If I had the money, I wouldn't donate to environmental groups. When I was younger I was very much an environmentalist, I was even in the Earth Club in high school, and I used to toe the line about conventional agriculture, genetic engineering, and nuclear power...until I actually looked into these issues for myself, and I realized they were full of it, at least with regards to those issues.
Why am I singling out just those issues? Because food and energy production are two of the most critical issues we have, and as the third world, led by China and India industrialize and develop, these issues are becoming more pressing. Our climate is changing, even though we are accelerating it, it will still continue to change regardless of what we do (North Africa used to be a very green place) and so we will need to adapt our agriculture to cope with that. Genetic engineering is the only way we can do it quickly enough, so why not use it? Becuse it goes against doctrine of course.
As for energy, nuclear is the only sane way forward.

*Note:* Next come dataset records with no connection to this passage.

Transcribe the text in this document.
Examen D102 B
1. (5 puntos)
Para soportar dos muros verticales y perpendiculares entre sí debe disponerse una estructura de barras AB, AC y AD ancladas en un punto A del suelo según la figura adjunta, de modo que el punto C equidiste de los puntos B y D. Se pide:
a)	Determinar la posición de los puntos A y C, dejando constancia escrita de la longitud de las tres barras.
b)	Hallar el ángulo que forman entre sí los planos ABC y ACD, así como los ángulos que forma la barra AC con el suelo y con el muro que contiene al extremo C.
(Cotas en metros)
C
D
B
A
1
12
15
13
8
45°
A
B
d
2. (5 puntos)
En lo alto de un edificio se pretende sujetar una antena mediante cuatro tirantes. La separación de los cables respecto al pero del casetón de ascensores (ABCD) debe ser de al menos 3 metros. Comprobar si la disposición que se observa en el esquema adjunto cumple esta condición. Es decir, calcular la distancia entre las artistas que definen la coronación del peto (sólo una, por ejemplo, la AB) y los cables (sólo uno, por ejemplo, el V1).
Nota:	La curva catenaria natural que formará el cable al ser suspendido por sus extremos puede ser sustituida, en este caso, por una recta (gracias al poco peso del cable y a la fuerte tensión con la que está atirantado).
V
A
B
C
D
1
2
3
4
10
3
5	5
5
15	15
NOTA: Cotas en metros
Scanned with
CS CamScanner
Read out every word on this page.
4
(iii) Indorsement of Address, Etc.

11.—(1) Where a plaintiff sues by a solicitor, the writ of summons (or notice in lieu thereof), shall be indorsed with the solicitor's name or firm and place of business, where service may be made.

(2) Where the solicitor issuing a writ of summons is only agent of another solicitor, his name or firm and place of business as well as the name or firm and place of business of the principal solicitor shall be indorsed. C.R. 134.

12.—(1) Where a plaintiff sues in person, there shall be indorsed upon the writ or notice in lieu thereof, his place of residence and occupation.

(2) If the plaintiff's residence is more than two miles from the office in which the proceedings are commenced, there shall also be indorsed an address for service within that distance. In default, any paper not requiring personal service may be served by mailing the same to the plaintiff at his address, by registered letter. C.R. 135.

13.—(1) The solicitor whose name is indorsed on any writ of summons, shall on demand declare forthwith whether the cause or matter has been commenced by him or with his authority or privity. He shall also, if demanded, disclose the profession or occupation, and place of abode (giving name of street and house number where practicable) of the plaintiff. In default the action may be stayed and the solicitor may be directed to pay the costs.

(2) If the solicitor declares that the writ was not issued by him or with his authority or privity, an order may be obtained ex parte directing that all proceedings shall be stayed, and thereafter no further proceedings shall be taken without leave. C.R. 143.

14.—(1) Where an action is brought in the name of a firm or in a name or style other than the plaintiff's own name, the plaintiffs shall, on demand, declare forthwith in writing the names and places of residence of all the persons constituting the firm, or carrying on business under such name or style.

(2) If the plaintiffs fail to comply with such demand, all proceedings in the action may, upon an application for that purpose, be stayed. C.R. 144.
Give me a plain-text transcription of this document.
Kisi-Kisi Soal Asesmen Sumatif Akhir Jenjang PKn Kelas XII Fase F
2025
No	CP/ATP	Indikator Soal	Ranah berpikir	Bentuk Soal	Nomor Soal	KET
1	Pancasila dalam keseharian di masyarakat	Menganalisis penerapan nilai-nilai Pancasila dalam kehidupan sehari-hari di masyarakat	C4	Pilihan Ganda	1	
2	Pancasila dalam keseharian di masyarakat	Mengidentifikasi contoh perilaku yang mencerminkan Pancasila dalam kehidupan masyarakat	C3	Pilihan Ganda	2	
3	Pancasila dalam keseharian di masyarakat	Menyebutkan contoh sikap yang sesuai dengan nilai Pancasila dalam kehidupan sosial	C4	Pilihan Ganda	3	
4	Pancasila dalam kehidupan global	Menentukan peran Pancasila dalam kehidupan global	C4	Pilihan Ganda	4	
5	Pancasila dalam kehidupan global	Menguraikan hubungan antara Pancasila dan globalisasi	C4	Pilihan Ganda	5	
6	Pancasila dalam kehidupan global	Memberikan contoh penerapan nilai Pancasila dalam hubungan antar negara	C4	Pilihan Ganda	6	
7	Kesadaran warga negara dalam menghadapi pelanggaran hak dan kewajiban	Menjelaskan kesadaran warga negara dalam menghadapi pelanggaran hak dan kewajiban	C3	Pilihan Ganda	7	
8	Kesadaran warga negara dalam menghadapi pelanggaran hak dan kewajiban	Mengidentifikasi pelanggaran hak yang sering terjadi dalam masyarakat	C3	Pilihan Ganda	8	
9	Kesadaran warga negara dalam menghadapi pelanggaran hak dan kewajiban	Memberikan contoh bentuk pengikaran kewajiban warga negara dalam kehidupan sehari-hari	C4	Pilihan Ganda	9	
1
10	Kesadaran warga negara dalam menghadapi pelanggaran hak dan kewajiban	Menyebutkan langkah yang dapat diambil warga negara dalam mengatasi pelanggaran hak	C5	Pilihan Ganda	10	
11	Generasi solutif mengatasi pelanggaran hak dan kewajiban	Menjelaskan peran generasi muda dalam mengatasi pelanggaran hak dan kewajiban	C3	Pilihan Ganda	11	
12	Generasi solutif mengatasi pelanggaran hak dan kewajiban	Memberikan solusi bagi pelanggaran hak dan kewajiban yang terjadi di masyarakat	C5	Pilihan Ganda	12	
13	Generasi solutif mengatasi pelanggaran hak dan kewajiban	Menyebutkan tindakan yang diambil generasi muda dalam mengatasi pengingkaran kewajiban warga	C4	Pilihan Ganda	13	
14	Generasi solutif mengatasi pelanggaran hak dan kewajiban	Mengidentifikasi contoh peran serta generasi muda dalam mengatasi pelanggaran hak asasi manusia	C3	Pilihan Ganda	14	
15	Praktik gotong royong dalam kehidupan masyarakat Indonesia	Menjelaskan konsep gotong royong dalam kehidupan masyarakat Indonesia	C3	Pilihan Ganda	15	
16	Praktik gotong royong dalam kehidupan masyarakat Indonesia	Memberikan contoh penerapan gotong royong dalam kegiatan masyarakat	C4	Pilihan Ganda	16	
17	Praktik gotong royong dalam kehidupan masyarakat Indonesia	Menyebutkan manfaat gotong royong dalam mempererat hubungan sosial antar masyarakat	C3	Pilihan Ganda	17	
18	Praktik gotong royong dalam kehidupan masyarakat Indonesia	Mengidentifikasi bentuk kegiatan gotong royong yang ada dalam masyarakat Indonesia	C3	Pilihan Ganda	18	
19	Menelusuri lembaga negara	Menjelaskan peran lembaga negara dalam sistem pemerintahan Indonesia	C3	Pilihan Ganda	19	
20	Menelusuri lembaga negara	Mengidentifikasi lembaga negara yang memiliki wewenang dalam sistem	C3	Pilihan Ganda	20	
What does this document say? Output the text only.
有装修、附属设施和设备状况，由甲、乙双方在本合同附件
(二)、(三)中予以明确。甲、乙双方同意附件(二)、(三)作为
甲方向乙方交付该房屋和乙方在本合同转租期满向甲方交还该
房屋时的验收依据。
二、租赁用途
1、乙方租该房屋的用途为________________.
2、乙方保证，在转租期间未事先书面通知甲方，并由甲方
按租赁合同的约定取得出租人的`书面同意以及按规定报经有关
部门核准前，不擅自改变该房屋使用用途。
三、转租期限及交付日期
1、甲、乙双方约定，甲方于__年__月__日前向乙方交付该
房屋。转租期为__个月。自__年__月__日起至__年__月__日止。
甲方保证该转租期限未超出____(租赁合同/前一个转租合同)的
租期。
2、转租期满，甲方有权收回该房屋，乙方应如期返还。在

It's per kilowatt cost is low, it's very efficient, and it's clean. Yet many of the environmentalists instead want us to commit our entire production method (what can't be filled by river wrecking dams that is) to solar and wind, in other words have all our computers, lights, and industries powered by two of the least efficient and most unreliable we have. Frankly, this doesn't make sense to me. But, despite the mountain of scientific and technical evidence we have to the contrary, they still keep spouting the same old "nuclear is dangerous because of chernobyl/waste/etc". Earlier this year a friend of mine went to a lecture, where the speaker was from The Sierra Club talking about how dangerous and bad nuclear power is. A few months ago,
the Greenpeace anti-nuclear blog got rid of its comments section and erased all archives of all previous comments because people would constantly post about their inaccuracies and poor reasoning. This is telling of what this is all about: dogma.
So, environmentalism has somehow (d)evolved from a means to identify real problems and suggest practical solutions (resulting in such good things as the clean water act to stop toxic chemicals from being dumped everywhere) into a religion. While I do agree with some of what they say, save the whales, don't dump crap into the water, etc., I feel they aren't helping us anymore by pushing for low efficiency food and energy production. I don't have faith in them anymore, I have faith in science now. But yeah, if I wasn't a broke student I'd be donating to PBS. They do good work, and don't get the credit they deserve.